ICAS external seminar
- Date: Tuesday 22 October 2019, 11:00 – 12:00
- Location: SEE Seminar Rooms, 8.119
- Type: Seminars, Earth and Environment, Institute for Climate and Atmospheric Science
- Cost: Free
Andrew Gettelman (NCAR/University of Oxford) "Cloud processes through the looking glass at the intersection of Forcing and Feedback"
ICAS External Seminar: Andrew Gettelman
“Cloud processes through the looking glass at the intersection of Forcing and Feedback”
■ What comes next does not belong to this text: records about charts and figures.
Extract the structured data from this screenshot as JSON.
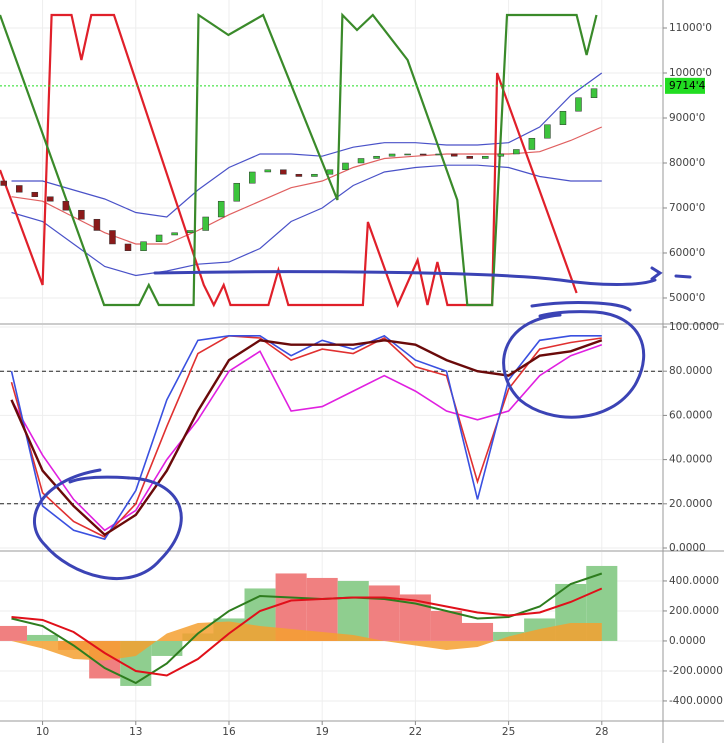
{
  "chart_data": [
    {
      "type": "candlestick",
      "x": [
        8.75,
        9.25,
        9.75,
        10.25,
        10.75,
        11.25,
        11.75,
        12.25,
        12.75,
        13.25,
        13.75,
        14.25,
        14.75,
        15.25,
        15.75,
        16.25,
        16.75,
        17.25,
        17.75,
        18.25,
        18.75,
        19.25,
        19.75,
        20.25,
        20.75,
        21.25,
        21.75,
        22.25,
        22.75,
        23.25,
        23.75,
        24.25,
        24.75,
        25.25,
        25.75,
        26.25,
        26.75,
        27.25,
        27.75
      ],
      "open": [
        7600,
        7500,
        7350,
        7250,
        7150,
        6950,
        6750,
        6500,
        6200,
        6050,
        6250,
        6400,
        6450,
        6500,
        6800,
        7150,
        7550,
        7800,
        7850,
        7750,
        7700,
        7750,
        7850,
        8000,
        8100,
        8150,
        8200,
        8200,
        8180,
        8200,
        8150,
        8100,
        8150,
        8200,
        8300,
        8550,
        8850,
        9150,
        9450
      ],
      "close": [
        7500,
        7350,
        7250,
        7150,
        6950,
        6750,
        6500,
        6200,
        6050,
        6250,
        6400,
        6450,
        6500,
        6800,
        7150,
        7550,
        7800,
        7850,
        7750,
        7700,
        7750,
        7850,
        8000,
        8100,
        8150,
        8200,
        8200,
        8180,
        8200,
        8150,
        8100,
        8150,
        8200,
        8300,
        8550,
        8850,
        9150,
        9450,
        9650
      ],
      "up_color": "#3cc43c",
      "down_color": "#8b1a1a",
      "series": [
        {
          "color": "#4a52c8",
          "x": [
            9,
            10,
            11,
            12,
            13,
            14,
            15,
            16,
            17,
            18,
            19,
            20,
            21,
            22,
            23,
            24,
            25,
            26,
            27,
            28
          ],
          "values": [
            7600,
            7600,
            7400,
            7200,
            6900,
            6800,
            7400,
            7900,
            8200,
            8200,
            8150,
            8350,
            8450,
            8450,
            8400,
            8400,
            8450,
            8800,
            9500,
            10000
          ]
        },
        {
          "color": "#4a52c8",
          "x": [
            9,
            10,
            11,
            12,
            13,
            14,
            15,
            16,
            17,
            18,
            19,
            20,
            21,
            22,
            23,
            24,
            25,
            26,
            27,
            28
          ],
          "values": [
            6900,
            6700,
            6200,
            5700,
            5500,
            5600,
            5750,
            5800,
            6100,
            6700,
            7000,
            7500,
            7800,
            7900,
            7950,
            7950,
            7900,
            7700,
            7600,
            7600
          ]
        },
        {
          "color": "#e06060",
          "x": [
            9,
            10,
            11,
            12,
            13,
            14,
            15,
            16,
            17,
            18,
            19,
            20,
            21,
            22,
            23,
            24,
            25,
            26,
            27,
            28
          ],
          "values": [
            7250,
            7150,
            6800,
            6450,
            6200,
            6200,
            6500,
            6850,
            7150,
            7450,
            7600,
            7900,
            8100,
            8150,
            8200,
            8200,
            8200,
            8250,
            8500,
            8800
          ]
        },
        {
          "color": "#e0202a",
          "x": [
            8.63,
            10,
            10.29,
            10.93,
            11.25,
            11.57,
            12.3,
            15.19,
            15.51,
            15.83,
            16.05,
            17.27,
            17.59,
            17.91,
            20.31,
            20.47,
            21.43,
            22.07,
            22.39,
            22.71,
            23.03,
            24.47,
            24.63,
            27.19
          ],
          "values": [
            7844,
            5289,
            11289,
            11289,
            10289,
            11289,
            11289,
            5289,
            4844,
            5289,
            4844,
            4844,
            5622,
            4844,
            4844,
            6689,
            4844,
            5844,
            4844,
            5800,
            4844,
            4844,
            10000,
            5111
          ]
        },
        {
          "color": "#3a8a2a",
          "x": [
            8.63,
            11.98,
            13.1,
            13.42,
            13.74,
            14.86,
            15.02,
            15.98,
            17.1,
            19.49,
            19.65,
            20.12,
            20.63,
            21.75,
            23.35,
            23.67,
            24.47,
            24.95,
            27.19,
            27.51,
            27.83
          ],
          "values": [
            11289,
            4844,
            4844,
            5289,
            4844,
            4844,
            11289,
            10844,
            11289,
            7178,
            11289,
            10956,
            11289,
            10289,
            7178,
            4844,
            4844,
            11289,
            11289,
            10400,
            11289
          ]
        }
      ],
      "last_price": {
        "value": 9714.4,
        "label": "9714'4"
      },
      "last_color": "#22dd22",
      "xlim": [
        8.63,
        29.97
      ],
      "ylim": [
        4444,
        11622
      ],
      "yticks": [
        {
          "value": 5000,
          "label": "5000'0"
        },
        {
          "value": 6000,
          "label": "6000'0"
        },
        {
          "value": 7000,
          "label": "7000'0"
        },
        {
          "value": 8000,
          "label": "8000'0"
        },
        {
          "value": 9000,
          "label": "9000'0"
        },
        {
          "value": 10000,
          "label": "10000'0"
        },
        {
          "value": 11000,
          "label": "11000'0"
        }
      ]
    },
    {
      "type": "line",
      "x": [
        9,
        10,
        11,
        12,
        13,
        14,
        15,
        16,
        17,
        18,
        19,
        20,
        21,
        22,
        23,
        24,
        25,
        26,
        27,
        28
      ],
      "series": [
        {
          "color": "#e020e0",
          "values": [
            67,
            42,
            22,
            8,
            17,
            40,
            58,
            80,
            89,
            62,
            64,
            71,
            78,
            71,
            62,
            58,
            62,
            78,
            87,
            92
          ]
        },
        {
          "color": "#e03030",
          "values": [
            75,
            25,
            12,
            5,
            20,
            55,
            88,
            96,
            95,
            85,
            90,
            88,
            95,
            82,
            78,
            30,
            72,
            90,
            93,
            95
          ]
        },
        {
          "color": "#3a50e0",
          "values": [
            80,
            19,
            8,
            4,
            26,
            67,
            94,
            96,
            96,
            87,
            94,
            90,
            96,
            85,
            80,
            22,
            76,
            94,
            96,
            96
          ]
        },
        {
          "color": "#6a0a0a",
          "values": [
            67,
            35,
            19,
            6,
            15,
            35,
            62,
            85,
            94,
            92,
            92,
            92,
            94,
            92,
            85,
            80,
            78,
            87,
            89,
            94
          ]
        }
      ],
      "levels": [
        20,
        80
      ],
      "xlim": [
        8.63,
        29.97
      ],
      "ylim": [
        -0.9,
        100.9
      ],
      "yticks": [
        {
          "value": 0,
          "label": "0.0000"
        },
        {
          "value": 20,
          "label": "20.0000"
        },
        {
          "value": 40,
          "label": "40.0000"
        },
        {
          "value": 60,
          "label": "60.0000"
        },
        {
          "value": 80,
          "label": "80.0000"
        },
        {
          "value": 100,
          "label": "100.0000"
        }
      ]
    },
    {
      "type": "bar",
      "x": [
        9,
        10,
        11,
        12,
        13,
        14,
        15,
        16,
        17,
        18,
        19,
        20,
        21,
        22,
        23,
        24,
        25,
        26,
        27,
        28
      ],
      "values": [
        100,
        40,
        -60,
        -250,
        -300,
        -100,
        50,
        150,
        350,
        450,
        420,
        400,
        370,
        310,
        200,
        120,
        60,
        150,
        380,
        500
      ],
      "bar_colors": [
        "#f08080",
        "#8fce8f",
        "#f08080",
        "#f08080",
        "#8fce8f",
        "#8fce8f",
        "#8fce8f",
        "#8fce8f",
        "#8fce8f",
        "#f08080",
        "#f08080",
        "#8fce8f",
        "#f08080",
        "#f08080",
        "#f08080",
        "#f08080",
        "#8fce8f",
        "#8fce8f",
        "#8fce8f",
        "#8fce8f"
      ],
      "area": {
        "color": "#f5a030",
        "values": [
          0,
          -50,
          -120,
          -130,
          -100,
          50,
          120,
          130,
          100,
          80,
          60,
          40,
          0,
          -30,
          -60,
          -40,
          30,
          80,
          120,
          120
        ]
      },
      "series": [
        {
          "color": "#2e7d1e",
          "values": [
            150,
            100,
            -30,
            -180,
            -280,
            -150,
            50,
            200,
            300,
            290,
            280,
            290,
            280,
            250,
            200,
            150,
            160,
            230,
            380,
            450
          ]
        },
        {
          "color": "#e0101a",
          "values": [
            160,
            140,
            60,
            -80,
            -200,
            -230,
            -120,
            50,
            200,
            270,
            280,
            290,
            290,
            270,
            230,
            190,
            170,
            190,
            260,
            350
          ]
        }
      ],
      "xlim": [
        8.63,
        29.97
      ],
      "ylim": [
        -527,
        593
      ],
      "xticks": [
        10,
        13,
        16,
        19,
        22,
        25,
        28
      ],
      "yticks": [
        {
          "value": -400,
          "label": "-400.0000"
        },
        {
          "value": -200,
          "label": "-200.0000"
        },
        {
          "value": 0,
          "label": "0.0000"
        },
        {
          "value": 200,
          "label": "200.0000"
        },
        {
          "value": 400,
          "label": "400.0000"
        }
      ]
    }
  ]
}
Preceded by refreshments in the SEE Foyer from 10:30am
Clouds are critical for understanding the historical and future evolution of climate. Clouds are the largest uncertainty in historical climate radiative forcing, due to uncertainties in how anthropogenic aerosols impact cloud processes and ultimately cloud radiative effects. How clouds respond to climate change is the largest uncertainty in climate feedbacks, which determine the future response of the climate system. Cloud forcing and feedback will be explored in the context of the community earth system model (version 2) recently released as part of the CIMP6 process. Forcing and feedback are also key for understanding how CESM2 evaluates very well against current climate and also why CESM2 has a high climate sensitivity, outside of the 'likely' IPCC range. The applicability of these results to other models and generality for the climate system will be explored.
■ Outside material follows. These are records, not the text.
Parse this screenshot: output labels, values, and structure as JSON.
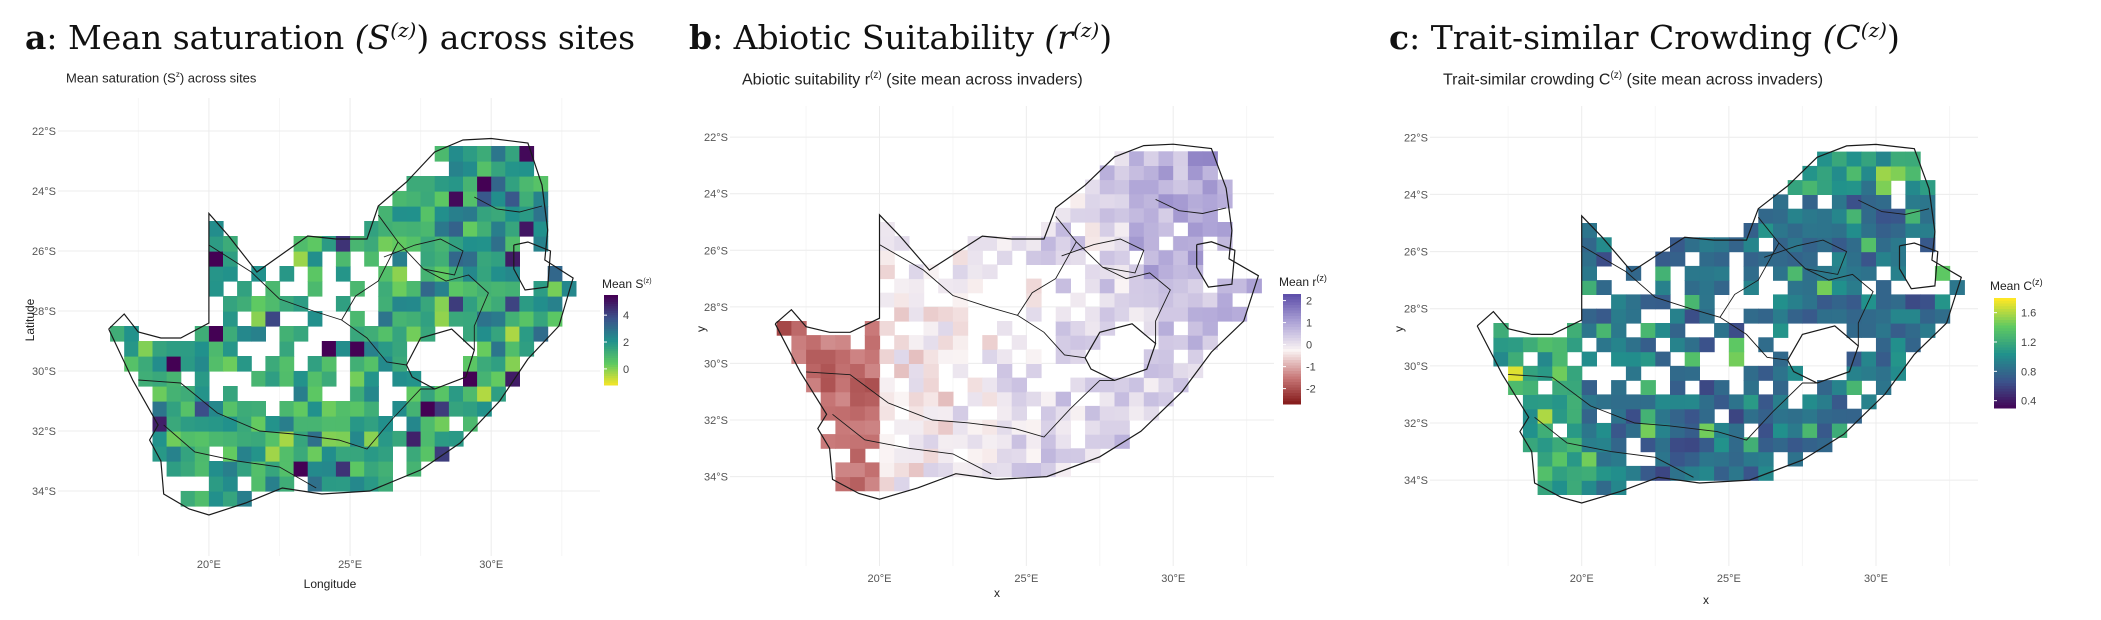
{
  "figure": {
    "panels": [
      {
        "letter": "a",
        "heading_text": ": Mean saturation ",
        "heading_math": "(S",
        "heading_sup": "(z)",
        "heading_math_close": ")",
        "heading_tail": " across sites",
        "subtitle_main": "Mean saturation (S",
        "subtitle_sup": "z",
        "subtitle_tail": ") across sites"
      },
      {
        "letter": "b",
        "heading_text": ": Abiotic Suitability ",
        "heading_math": "(r",
        "heading_sup": "(z)",
        "heading_math_close": ")",
        "heading_tail": "",
        "subtitle_main": "Abiotic suitability r",
        "subtitle_sup": "(z)",
        "subtitle_tail": " (site mean across invaders)"
      },
      {
        "letter": "c",
        "heading_text": ": Trait-similar Crowding ",
        "heading_math": "(C",
        "heading_sup": "(z)",
        "heading_math_close": ")",
        "heading_tail": "",
        "subtitle_main": "Trait-similar crowding C",
        "subtitle_sup": "(z)",
        "subtitle_tail": " (site mean across invaders)"
      }
    ]
  },
  "chart_data": [
    {
      "type": "heatmap",
      "title": "Mean saturation (S^z) across sites",
      "xlabel": "Longitude",
      "ylabel": "Latitude",
      "x_ticks": [
        "20°E",
        "25°E",
        "30°E"
      ],
      "y_ticks": [
        "22°S",
        "24°S",
        "26°S",
        "28°S",
        "30°S",
        "32°S",
        "34°S"
      ],
      "x_range_deg": [
        16,
        33.5
      ],
      "y_range_deg": [
        -35.5,
        -21.5
      ],
      "legend_title": "Mean S",
      "legend_title_sup": "(z)",
      "legend_ticks": [
        "4",
        "2",
        "0"
      ],
      "legend_tick_values": [
        4,
        2,
        0
      ],
      "value_range": [
        -1.2,
        5.5
      ],
      "colormap": "viridis",
      "cell_size_deg": 0.5,
      "grid": true
    },
    {
      "type": "heatmap",
      "title": "Abiotic suitability r^(z) (site mean across invaders)",
      "xlabel": "x",
      "ylabel": "y",
      "x_ticks": [
        "20°E",
        "25°E",
        "30°E"
      ],
      "y_ticks": [
        "22°S",
        "24°S",
        "26°S",
        "28°S",
        "30°S",
        "32°S",
        "34°S"
      ],
      "x_range_deg": [
        16,
        33.5
      ],
      "y_range_deg": [
        -35.5,
        -21.5
      ],
      "legend_title": "Mean r",
      "legend_title_sup": "(z)",
      "legend_ticks": [
        "2",
        "1",
        "0",
        "-1",
        "-2"
      ],
      "legend_tick_values": [
        2,
        1,
        0,
        -1,
        -2
      ],
      "value_range": [
        -2.7,
        2.3
      ],
      "colormap": "diverging red-white-purple",
      "cell_size_deg": 0.5,
      "grid": true
    },
    {
      "type": "heatmap",
      "title": "Trait-similar crowding C^(z) (site mean across invaders)",
      "xlabel": "x",
      "ylabel": "y",
      "x_ticks": [
        "20°E",
        "25°E",
        "30°E"
      ],
      "y_ticks": [
        "22°S",
        "24°S",
        "26°S",
        "28°S",
        "30°S",
        "32°S",
        "34°S"
      ],
      "x_range_deg": [
        16,
        33.5
      ],
      "y_range_deg": [
        -35.5,
        -21.5
      ],
      "legend_title": "Mean C",
      "legend_title_sup": "(z)",
      "legend_ticks": [
        "1.6",
        "1.2",
        "0.8",
        "0.4"
      ],
      "legend_tick_values": [
        1.6,
        1.2,
        0.8,
        0.4
      ],
      "value_range": [
        0.3,
        1.8
      ],
      "colormap": "viridis",
      "cell_size_deg": 0.5,
      "grid": true
    }
  ]
}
Andrew is broadly interested in climate and specifically the role of clouds in the climate system, and perturbations to clouds through human-induced forcing and feedbacks. His work includes analysis of both data and a range of different atmospheric models, mostly large scale global General Circulation Models. His research has focused recently on cloud microphysics, aerosols and ice phase clouds.
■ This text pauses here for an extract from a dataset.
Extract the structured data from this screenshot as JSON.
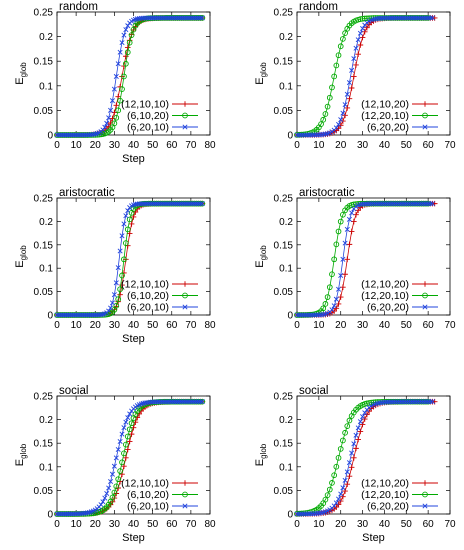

Past research has included extensive studies of the Upper Troposphere and Lower Stratosphere in the tropics and extra-tropics. Including the exchange of air between the stratosphere and the troposphere, with a focus on water vapour. The exchange of air (and especially water vapour) across the tropopause is of fundamental importance for predicting the future chemistry of the stratosphere, and the future evolution and recovery of the stratospheric ozone layer. Water vapour in this region also has important radiative feedbacks on climate. Understanding water vapour variations and trends has led him to expand his research to understanding cloud processes and their role in the climate system.